C'est probablement la plus grande menace. Les données d'un système RH dans le cloud sont les plus faciles à monétiser, et les numéros de sécurité sociale, les informations bancaires et tout ce qui se trouve dans les systèmes RH ont de grandes chances d'être ciblés.
– Dylan Ayrey, chercheur en cybersécurité
Selon les calculs d'Ayrey, des dizaines de milliers d'anciens employés sont à risque, ainsi que des millions de comptes de logiciels SaaS. Il a en effet découvert 116 000 domaines de start-ups technologiques en faillite actuellement en vente.
Une prévention incomplète
Google dispose d'une technologie dans sa configuration OAuth qui devrait empêcher les risques soulignés par Ayrey, si le fournisseur de cloud SaaS l'utilise. Il s'agit d'un "sous-identifiant", une série de chiffres unique à chaque compte Google. Même si un employé a plusieurs adresses e-mail liées à son compte Google professionnel, le compte ne devrait avoir qu'un seul sous-identifiant.

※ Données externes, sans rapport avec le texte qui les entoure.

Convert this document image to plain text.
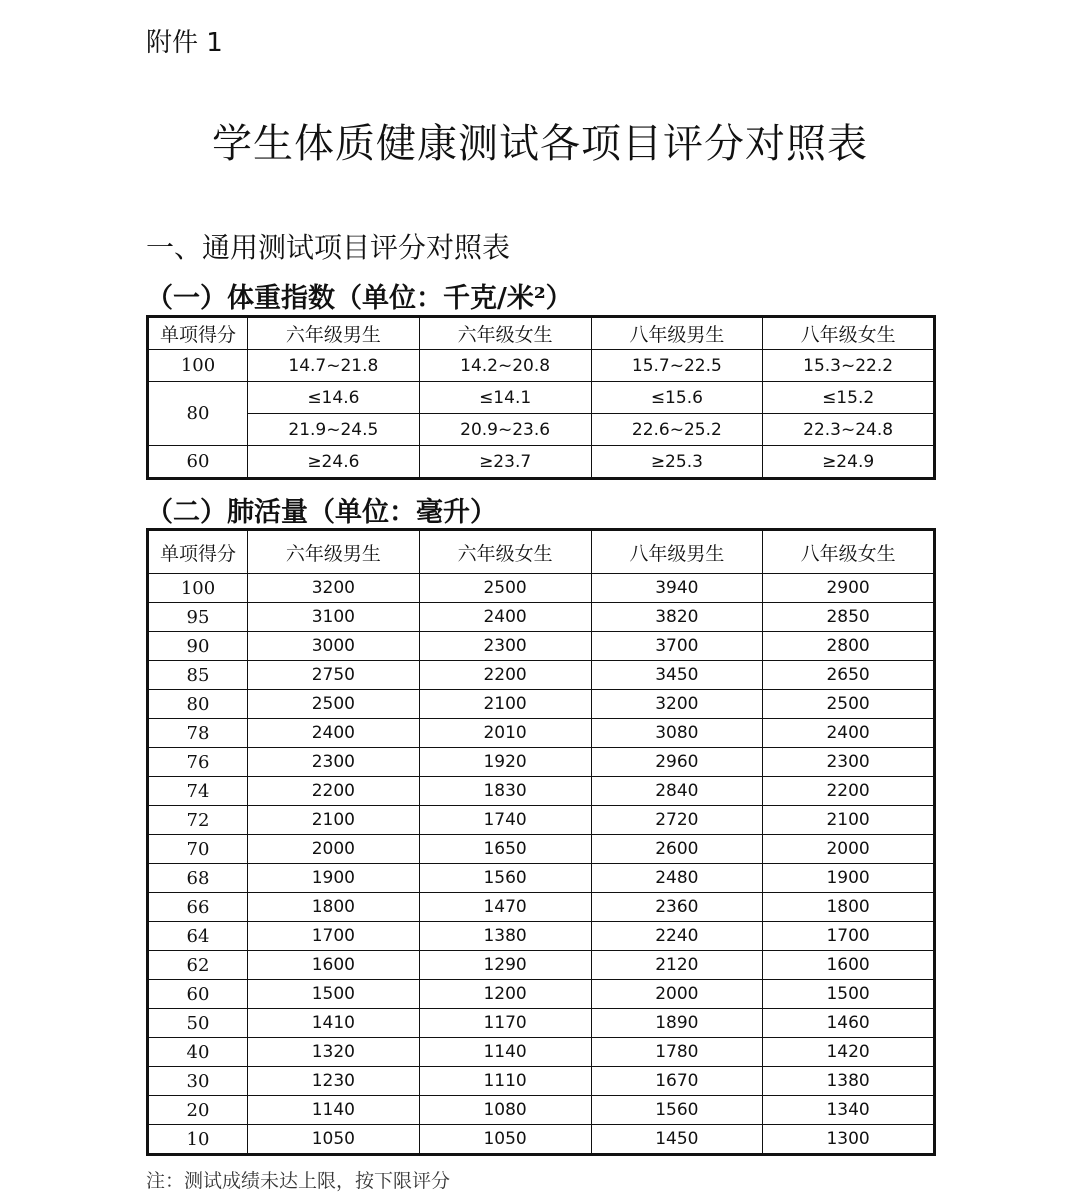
附件 1
学生体质健康测试各项目评分对照表
一、通用测试项目评分对照表
（一）体重指数（单位：千克/米²）
单项得分	六年级男生	六年级女生	八年级男生	八年级女生
100	14.7~21.8	14.2~20.8	15.7~22.5	15.3~22.2
80	≤14.6	≤14.1	≤15.6	≤15.2
	21.9~24.5	20.9~23.6	22.6~25.2	22.3~24.8
60	≥24.6	≥23.7	≥25.3	≥24.9
（二）肺活量（单位：毫升）
单项得分	六年级男生	六年级女生	八年级男生	八年级女生
100	3200	2500	3940	2900
95	3100	2400	3820	2850
90	3000	2300	3700	2800
85	2750	2200	3450	2650
80	2500	2100	3200	2500
78	2400	2010	3080	2400
76	2300	1920	2960	2300
74	2200	1830	2840	2200
72	2100	1740	2720	2100
70	2000	1650	2600	2000
68	1900	1560	2480	1900
66	1800	1470	2360	1800
64	1700	1380	2240	1700
62	1600	1290	2120	1600
60	1500	1200	2000	1500
50	1410	1170	1890	1460
40	1320	1140	1780	1420
30	1230	1110	1670	1380
20	1140	1080	1560	1340
10	1050	1050	1450	1300
注：测试成绩未达上限，按下限评分
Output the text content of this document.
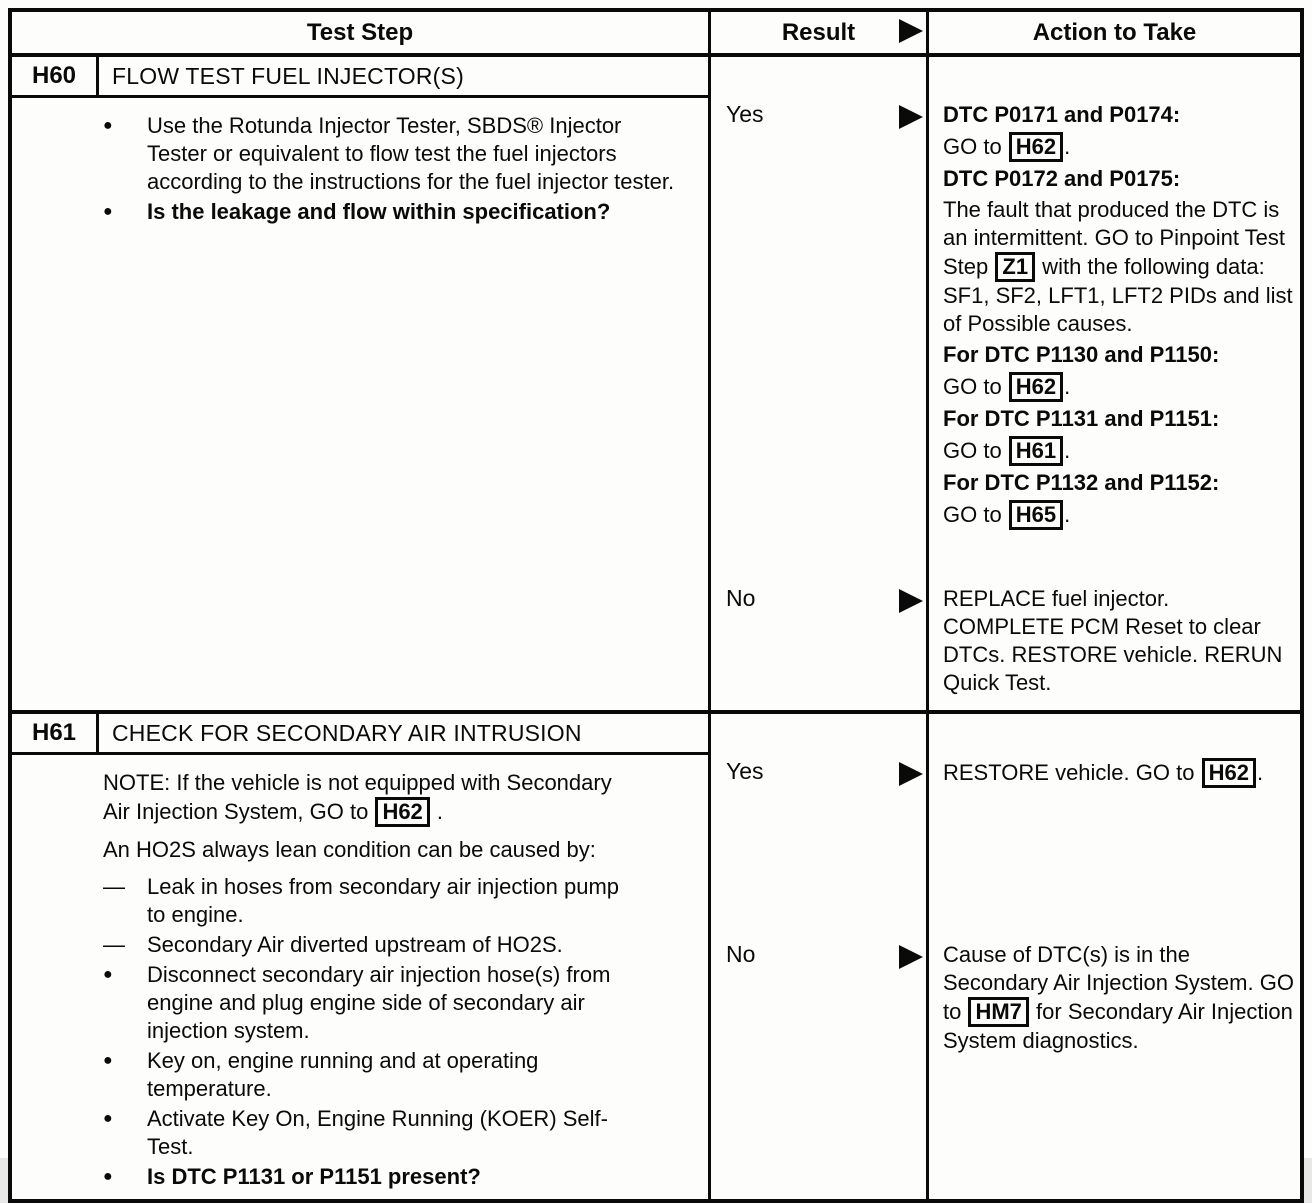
Test Step	Result	Action to Take
H60	FLOW TEST FUEL INJECTOR(S)
●	Use the Rotunda Injector Tester, SBDS® Injector Tester or equivalent to flow test the fuel injectors according to the instructions for the fuel injector tester.
●	Is the leakage and flow within specification?
Yes	DTC P0171 and P0174:
GO to H62 .
DTC P0172 and P0175:
The fault that produced the DTC is an intermittent. GO to Pinpoint Test Step Z1 with the following data: SF1, SF2, LFT1, LFT2 PIDs and list of Possible causes.
For DTC P1130 and P1150:
GO to H62 .
For DTC P1131 and P1151:
GO to H61 .
For DTC P1132 and P1152:
GO to H65 .
No	REPLACE fuel injector. COMPLETE PCM Reset to clear DTCs. RESTORE vehicle. RERUN Quick Test.
H61	CHECK FOR SECONDARY AIR INTRUSION
NOTE: If the vehicle is not equipped with Secondary Air Injection System, GO to H62 .
An HO2S always lean condition can be caused by:
—	Leak in hoses from secondary air injection pump to engine.
—	Secondary Air diverted upstream of HO2S.
●	Disconnect secondary air injection hose(s) from engine and plug engine side of secondary air injection system.
●	Key on, engine running and at operating temperature.
●	Activate Key On, Engine Running (KOER) Self-Test.
●	Is DTC P1131 or P1151 present?
Yes	RESTORE vehicle. GO to H62 .
No	Cause of DTC(s) is in the Secondary Air Injection System. GO to HM7 for Secondary Air Injection System diagnostics.
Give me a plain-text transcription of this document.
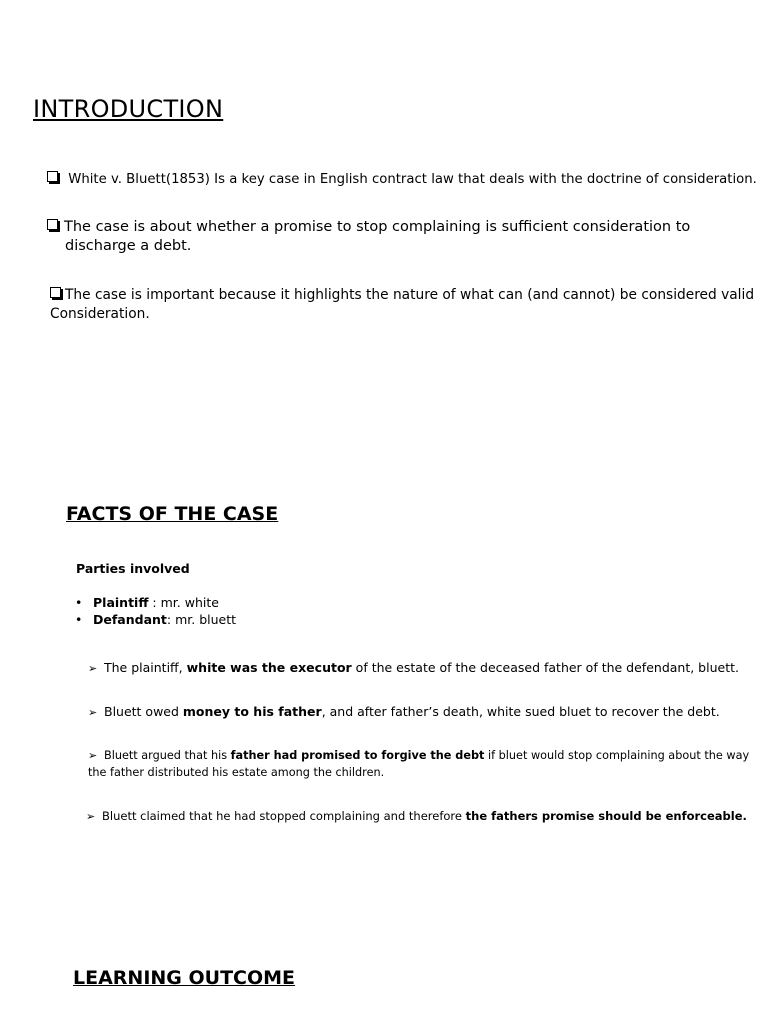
INTRODUCTION
White v. Bluett(1853) Is a key case in English contract law that deals with the doctrine of consideration.
The case is about whether a promise to stop complaining is sufficient consideration to
discharge a debt.
The case is important because it highlights the nature of what can (and cannot) be considered valid
Consideration.
FACTS OF THE CASE
Parties involved
• Plaintiff : mr. white
• Defandant: mr. bluett
➢ The plaintiff, white was the executor of the estate of the deceased father of the defendant, bluett.
➢ Bluett owed money to his father, and after father’s death, white sued bluet to recover the debt.
➢ Bluett argued that his father had promised to forgive the debt if bluet would stop complaining about the way
the father distributed his estate among the children.
➢ Bluett claimed that he had stopped complaining and therefore the fathers promise should be enforceable.
LEARNING OUTCOME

Cependant, en travaillant avec un fournisseur de RH cloud touché, Ayrey a découvert que cet identifiant était "peu fiable", changeant dans un très faible pourcentage de cas (0,04 %). Bien que statistiquement proche de zéro, pour un fournisseur RH gérant un grand nombre d'utilisateurs quotidiens, cela se traduit par des centaines de connexions échouées chaque semaine, bloquant l'accès des personnes à leurs comptes.
Google revoit sa position
Initialement, Google avait rejeté le rapport de bug d'Ayrey, le considérant comme un problème de "fraude" plutôt qu'un bug. Mais trois mois plus tard, juste après l'acceptation de sa présentation à ShmooCon, Google a changé d'avis, rouvert le ticket et versé une prime de 1 337 dollars à Ayrey. Google n'a pas encore publié de correctif technique pour cette faille, ni de calendrier pour le faire. La société a cependant mis à jour sa documentation pour indiquer aux fournisseurs cloud d'utiliser le sous-identifiant.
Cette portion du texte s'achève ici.